My comments were confined to that timeframe.
That said, considering the state of mind of the nation during WWII was far more egalitarian, far more dedicated to bringing a lasting peace of equity and development of economies in Japan and Germany based on self-employment, than the current model of dominance and exploitation through the contractor based privatization of the Iraqi economy. The contrast between this and WWII are stark, the comparisons weak. We are inflicting an undesired unity government on the Iraqis. In Japan and Germany they desired to move away from militarism that had destroyed the infrastructure of the countries and lead to millions of deaths. In Germany, virtually an entire male generation had been wiped out. It is a sham to compare that to a country where they had a functioning economy which is now wrecked, where you have enourmous divisions among the population, and where we are seen as anything but liberators.
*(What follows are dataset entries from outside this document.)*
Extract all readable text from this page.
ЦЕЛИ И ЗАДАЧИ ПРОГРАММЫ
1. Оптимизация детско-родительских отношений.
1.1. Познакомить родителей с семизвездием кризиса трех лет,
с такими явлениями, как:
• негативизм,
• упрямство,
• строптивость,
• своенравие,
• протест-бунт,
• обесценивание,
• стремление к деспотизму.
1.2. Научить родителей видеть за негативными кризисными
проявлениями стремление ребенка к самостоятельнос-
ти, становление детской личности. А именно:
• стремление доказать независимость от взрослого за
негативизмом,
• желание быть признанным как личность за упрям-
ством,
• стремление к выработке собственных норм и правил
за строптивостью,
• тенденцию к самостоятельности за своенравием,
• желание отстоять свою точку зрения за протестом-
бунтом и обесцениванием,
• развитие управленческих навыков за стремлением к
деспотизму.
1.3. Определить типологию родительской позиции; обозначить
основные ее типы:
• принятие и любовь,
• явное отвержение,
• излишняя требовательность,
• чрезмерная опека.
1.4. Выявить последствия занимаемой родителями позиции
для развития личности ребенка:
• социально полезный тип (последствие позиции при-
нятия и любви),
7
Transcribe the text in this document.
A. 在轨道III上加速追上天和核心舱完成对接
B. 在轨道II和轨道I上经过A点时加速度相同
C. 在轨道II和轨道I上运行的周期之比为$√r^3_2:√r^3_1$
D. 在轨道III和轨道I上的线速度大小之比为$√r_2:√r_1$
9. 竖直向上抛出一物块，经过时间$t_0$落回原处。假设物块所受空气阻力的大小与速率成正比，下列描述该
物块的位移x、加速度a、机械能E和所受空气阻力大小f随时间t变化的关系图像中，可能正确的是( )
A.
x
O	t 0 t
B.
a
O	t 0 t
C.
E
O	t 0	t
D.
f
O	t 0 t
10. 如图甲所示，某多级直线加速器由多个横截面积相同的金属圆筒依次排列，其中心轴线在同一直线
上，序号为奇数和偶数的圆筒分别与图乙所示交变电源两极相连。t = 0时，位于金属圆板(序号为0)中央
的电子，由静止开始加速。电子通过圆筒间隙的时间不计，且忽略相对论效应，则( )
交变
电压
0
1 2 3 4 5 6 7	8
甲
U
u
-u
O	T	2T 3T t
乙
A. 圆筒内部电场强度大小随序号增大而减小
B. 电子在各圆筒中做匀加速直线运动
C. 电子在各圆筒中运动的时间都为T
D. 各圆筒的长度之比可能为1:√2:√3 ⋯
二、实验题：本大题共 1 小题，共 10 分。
Whether Vietnam worked, and using it to take a shot at Kerry is an irrelevant sidebar that only serves to make the point, is not a question. Clearly it didn't. The point was that the UN is doing no worse than we are, over the past 50 years.
Fulcrum's point is dead on, how do you win a war by conventional means against mostly civilian- based opposition which believes you are oppressing it, whether that opposition is Vietnamese, Lebanese or Iraqi? Would you recommend nuclear war? How long should we have been willing to absorb casualties in Vietnam to implement a government not of the people's choosing, a style not of the people's choosing? We make the same mistake in Iraq, and Mitch's defense is, "We're better than the UN." Hardly justification, and hardly praise, and hardly true.
What will victory in Iraq be? How will you get there?